According to Doty, traditional marketing campaigns no longer cut it. “They’re not dead, but marketing can’t be just [a series of disconnected campaigns] anymore,” he said. Why? Fewer than 25% of consumers trust offline ads, and less than 20% trust online ads, Doty pointed out. Even so, 62% of marketers will grow digital marketing over the next year, he said.
Doty recommended taking a new approach; one that allows for reacting to customer context. “Today’s campaigns are linear: strategy, planning, analytics, design, execution; then marketers track campaign performance,” he said. “But I believe marketing will shift to an agile, iterative approach to reaching customers. The customer lifecycle today is non-linear. The funnel is dead. Very few customers go through a linear path-to-purchase. It’s more of a circle.” The elements of that circle are discover, explore, buy, use, ask, and engage.
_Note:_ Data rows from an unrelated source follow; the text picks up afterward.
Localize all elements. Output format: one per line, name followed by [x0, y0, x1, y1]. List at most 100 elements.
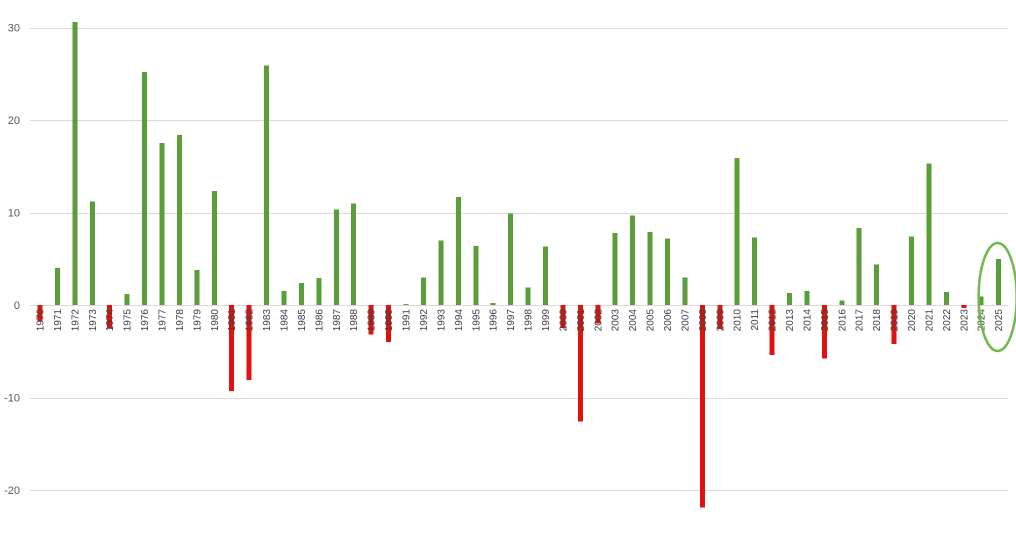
y-tick-label: 0: [14, 300, 20, 312]
bar-2019: [891, 305, 897, 344]
x-tick-label-2013: 2013: [785, 309, 796, 332]
bar-2008: [699, 305, 705, 508]
x-tick-label-2018: 2018: [872, 309, 883, 332]
x-tick-label-2019: 2019: [890, 309, 901, 332]
bar-1994: [455, 196, 461, 305]
x-tick-label-1989: 1989: [367, 309, 378, 332]
bar-2017: [856, 228, 862, 305]
x-tick-label-2000: 2000: [558, 309, 569, 332]
bar-2010: [734, 157, 740, 305]
x-tick-label-1975: 1975: [123, 309, 134, 332]
x-tick-label-1985: 1985: [297, 309, 308, 332]
x-tick-label-1974: 1974: [105, 309, 116, 332]
bar-2014: [804, 291, 810, 306]
bar-2004: [630, 215, 636, 305]
bar-1981: [229, 305, 235, 392]
x-tick-label-2005: 2005: [646, 309, 657, 332]
x-tick-label-1990: 1990: [384, 309, 395, 332]
bar-1975: [124, 293, 130, 305]
bar-2016: [839, 300, 845, 306]
bar-1986: [316, 278, 322, 305]
bar-2007: [682, 277, 688, 305]
x-axis-ticks: 1970 1971 1972 1973 1974 1975 1976 1977 1978 1979…: [36, 309, 1006, 332]
x-tick-label-1993: 1993: [436, 309, 447, 332]
bar-1997: [508, 213, 514, 306]
x-tick-label-2025: 2025: [994, 309, 1005, 332]
y-tick-label: 30: [8, 23, 20, 35]
y-tick-label: 10: [8, 208, 20, 220]
bar-1984: [281, 291, 287, 306]
bar-1992: [420, 277, 426, 305]
bar-2022: [943, 292, 949, 305]
y-axis-ticks: 30 20 10 0 -10 -20: [4, 23, 20, 498]
bar-1971: [54, 268, 60, 305]
bar-1980: [211, 191, 217, 305]
x-tick-label-2010: 2010: [733, 309, 744, 332]
bar-1970: [37, 305, 43, 322]
x-tick-label-1998: 1998: [524, 309, 535, 332]
x-tick-label-2007: 2007: [680, 309, 691, 332]
x-tick-label-1986: 1986: [314, 309, 325, 332]
x-tick-label-1983: 1983: [262, 309, 273, 332]
y-tick-label: -10: [4, 393, 20, 405]
x-tick-label-2011: 2011: [750, 309, 761, 331]
x-tick-label-2017: 2017: [855, 309, 866, 332]
x-tick-label-2016: 2016: [837, 309, 848, 332]
x-tick-label-1982: 1982: [245, 309, 256, 332]
highlight-ring: [977, 241, 1016, 353]
x-tick-label-2021: 2021: [924, 309, 935, 332]
bar-1982: [246, 305, 252, 380]
bar-2002: [595, 305, 601, 324]
bar-1977: [159, 143, 165, 306]
x-tick-label-2014: 2014: [802, 309, 813, 332]
x-tick-label-2023: 2023: [959, 309, 970, 332]
y-tick-label: 20: [8, 115, 20, 127]
bar-2011: [752, 237, 758, 305]
bar-2020: [909, 236, 914, 305]
bar-1979: [194, 269, 200, 305]
x-tick-label-1971: 1971: [53, 309, 64, 332]
x-tick-label-1997: 1997: [506, 309, 517, 332]
x-tick-label-2008: 2008: [698, 309, 709, 332]
bar-2023: [961, 305, 967, 308]
y-tick-label: -20: [4, 485, 20, 497]
x-tick-label-1987: 1987: [332, 309, 343, 332]
x-tick-label-1973: 1973: [88, 309, 99, 332]
bar-2001: [577, 305, 583, 422]
x-tick-label-2015: 2015: [820, 309, 831, 332]
x-tick-label-2003: 2003: [611, 309, 622, 332]
x-tick-label-1992: 1992: [419, 309, 430, 332]
bar-2006: [664, 238, 670, 305]
x-tick-label-1978: 1978: [175, 309, 186, 332]
bar-1998: [525, 287, 531, 305]
bar-1996: [490, 303, 496, 305]
highlight-annotation: [977, 241, 1016, 353]
bar-1976: [142, 71, 148, 306]
x-tick-label-1999: 1999: [541, 309, 552, 332]
x-tick-label-1984: 1984: [280, 309, 291, 332]
bar-2012: [769, 305, 775, 355]
bar-2015: [821, 305, 827, 359]
bar-2024: [978, 296, 984, 306]
x-tick-label-2002: 2002: [593, 309, 604, 332]
x-tick-label-1996: 1996: [489, 309, 500, 332]
x-tick-label-1977: 1977: [158, 309, 169, 332]
x-tick-label-1995: 1995: [471, 309, 482, 332]
x-tick-label-2001: 2001: [576, 309, 587, 332]
bar-2021: [926, 163, 932, 305]
bar-1987: [333, 209, 339, 305]
bar-2000: [560, 305, 566, 329]
bar-1989: [368, 305, 374, 335]
bar-2009: [717, 305, 723, 330]
bar-1985: [298, 282, 304, 305]
x-tick-label-2004: 2004: [628, 309, 639, 332]
bar-1972: [72, 21, 78, 305]
x-tick-label-1970: 1970: [36, 309, 47, 332]
x-tick-label-1988: 1988: [349, 309, 360, 332]
bar-1983: [264, 65, 270, 306]
x-tick-label-2020: 2020: [907, 309, 918, 332]
x-tick-label-1972: 1972: [70, 309, 81, 332]
x-tick-label-1980: 1980: [210, 309, 221, 332]
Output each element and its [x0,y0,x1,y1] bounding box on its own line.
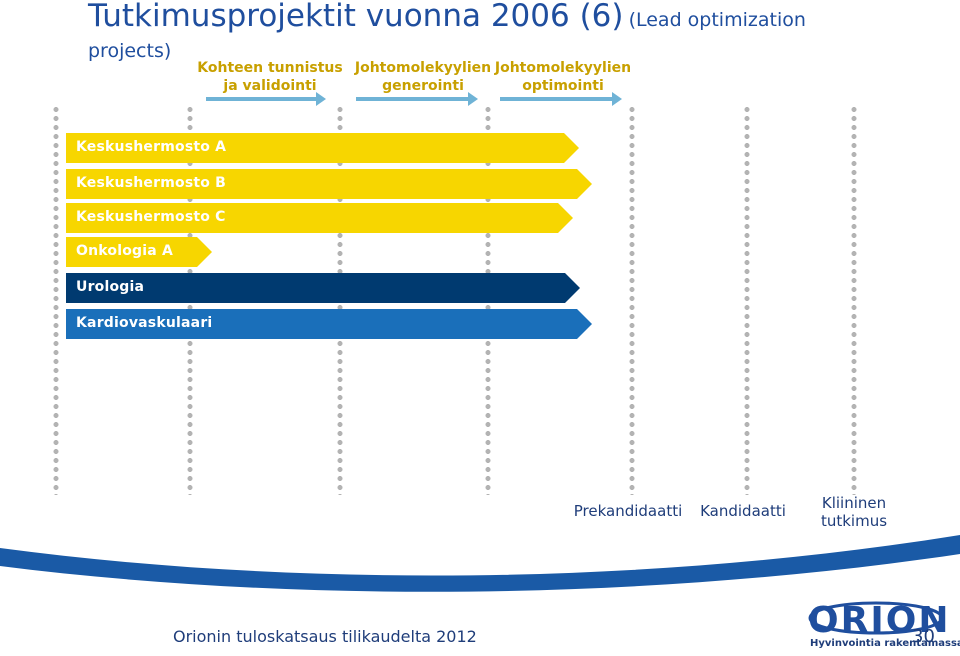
phase-label-line2: generointi [382,78,464,94]
phase-label-line1: Johtomolekyylien [354,60,492,76]
project-label: Kardiovaskulaari [76,315,213,331]
project-bar-urologia: Urologia [66,273,580,303]
page-title: Tutkimusprojektit vuonna 2006 (6) (Lead … [88,0,806,34]
phase-label-line2: optimointi [522,78,604,94]
phase-arrow-optimization [500,92,622,106]
logo-swoosh-icon [808,601,944,635]
stage-label-candidate: Kandidaatti [694,502,792,520]
dotted-divider [744,105,750,495]
project-label: Keskushermosto B [76,175,227,191]
dotted-divider [851,105,857,495]
dotted-divider [629,105,635,495]
phase-label-generation: Johtomolekyylien generointi [350,59,496,95]
logo-tagline: Hyvinvointia rakentamassa [810,638,960,649]
bar-shape [66,203,573,233]
phase-arrow-generation [356,92,478,106]
title-subtitle: (Lead optimization [628,9,806,31]
stage-line1: Prekandidaatti [573,502,683,520]
stage-line1: Kliininen [821,494,887,512]
bar-shape [66,237,212,267]
project-bar-keskushermosto-a: Keskushermosto A [66,133,579,163]
stage-label-precandidate: Prekandidaatti [566,502,690,520]
dotted-divider [53,105,59,495]
project-label: Onkologia A [76,243,174,259]
stage-line1: Kandidaatti [700,502,786,520]
stage-line2: tutkimus [820,512,888,530]
phase-label-line2: ja validointi [223,78,317,94]
project-bar-kardiovaskulaari: Kardiovaskulaari [66,309,592,339]
phase-label-optimization: Johtomolekyylien optimointi [490,59,636,95]
project-label: Keskushermosto A [76,139,227,155]
bar-shape [66,273,580,303]
bar-shape [66,133,579,163]
logo-wordmark: ORION [808,600,951,641]
bar-shape [66,309,592,339]
title-main: Tutkimusprojektit vuonna 2006 (6) [88,0,624,34]
footer-text: Orionin tuloskatsaus tilikaudelta 2012 [173,627,477,646]
phase-label-line1: Johtomolekyylien [494,60,632,76]
page-number: 30 [912,626,935,647]
phase-label-target: Kohteen tunnistus ja validointi [196,59,344,95]
bar-shape [66,169,592,199]
project-label: Keskushermosto C [76,209,226,225]
project-bar-onkologia-a: Onkologia A [66,237,212,267]
phase-label-line1: Kohteen tunnistus [197,60,343,76]
stage-label-clinical: Kliininen tutkimus [806,494,902,530]
project-label: Urologia [76,279,145,295]
orion-logo: ORION Hyvinvointia rakentamassa [808,600,960,652]
project-bar-keskushermosto-c: Keskushermosto C [66,203,573,233]
title-subtitle-cont: projects) [88,40,172,62]
project-bar-keskushermosto-b: Keskushermosto B [66,169,592,199]
phase-arrow-target [206,92,326,106]
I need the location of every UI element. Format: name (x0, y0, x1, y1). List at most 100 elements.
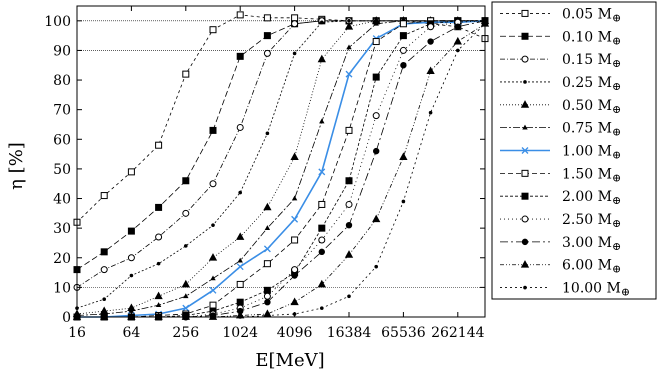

Understanding customer context helps marketers to react more appropriately to where customers are in that path-to-purchase. It also helps to create a virtuous cycle of learning, acting, and reacting. “Contextual interactions perpetuate a value exchange,” Doty said.
Doty explained by way of example that the real value of the business model of Fitbit and other wearable devices is the contextual data. But the benefits aren’t just for tech-related companies. Doty cited as another example spice company McCormick & Co., which “never had a relationship with end consumers in its century-long existence.” According to Doty, McCormick’s CIO partnered with one of the company’s digital experts to figure out how to digitally engage with its consumers. The result was FlavorPrint. Consumers who use it are asked questions about meals and in response give thumbs up or down; additionally, they answer questions on what ingredients they have at home and how they like food prepared. Then the system gives each user a personal flavor print. But it doesn’t end there. Now, every time McCormick reaches out to a customer who’s used FlavorPrint, the communication includes that FlavorPrint, along with a recipe recommendation, and related information. As a result, McCormick has seen a 9X increase in website visits, as well as sales increases among participants.
Using customer context is an approach any marketing organization can adopt, Doty asserted. So, how can marketers use customer context?
Not surprisingly, the first step is to define your strategy, he said. “Determine the soul and purpose of your brand and what it stands for or nothing else will matter,” Doty said. That will help to identify unique interactions that support that purpose.
Next is to reorganize your processes to be more iterative. Additionally, he said, use content to provide utility to customers.
In terms of technology, Doty recommended that marketers adapt their marketing-tech portfolio: Take an inventory of what they have, then identify what they need to invest in. This includes mapping technology assets to customers’ journeys; i.e., how technology touches customers. Of course, if there’s not a customer journey map in place, it’s important to create one.
Forrester defines the technology primarily needed for contextual marketing as follows: “A contextual marketing engine is a brand-specific platform that exploits customer context to deliver utility and guide the customer into the next best interaction.” A contextual marketing engine will help to bridge the gap between marketing and customer experience, drive more useful interactions, and provide a persistent incentive to engage, Doty said. Customers will come back because they have a reason to,” he said. “It redefines the purpose of your campaigns; it aims to spark interactions across the customer lifecycle.”
Remember, too, that contextual marketing is about using customer data. So, Doty advised accelerating innovation with analytics. “Use big data technology to get predictive; compress the data-to-insight process,” he said. “Don’t create reports that gather dust; focus on usable data.”
Finally, be sure to team up marketers, data scientists, and technologists to ensure success.
“Who owns the customer?” Doty asked. “No one. But somebody always owns the moment.”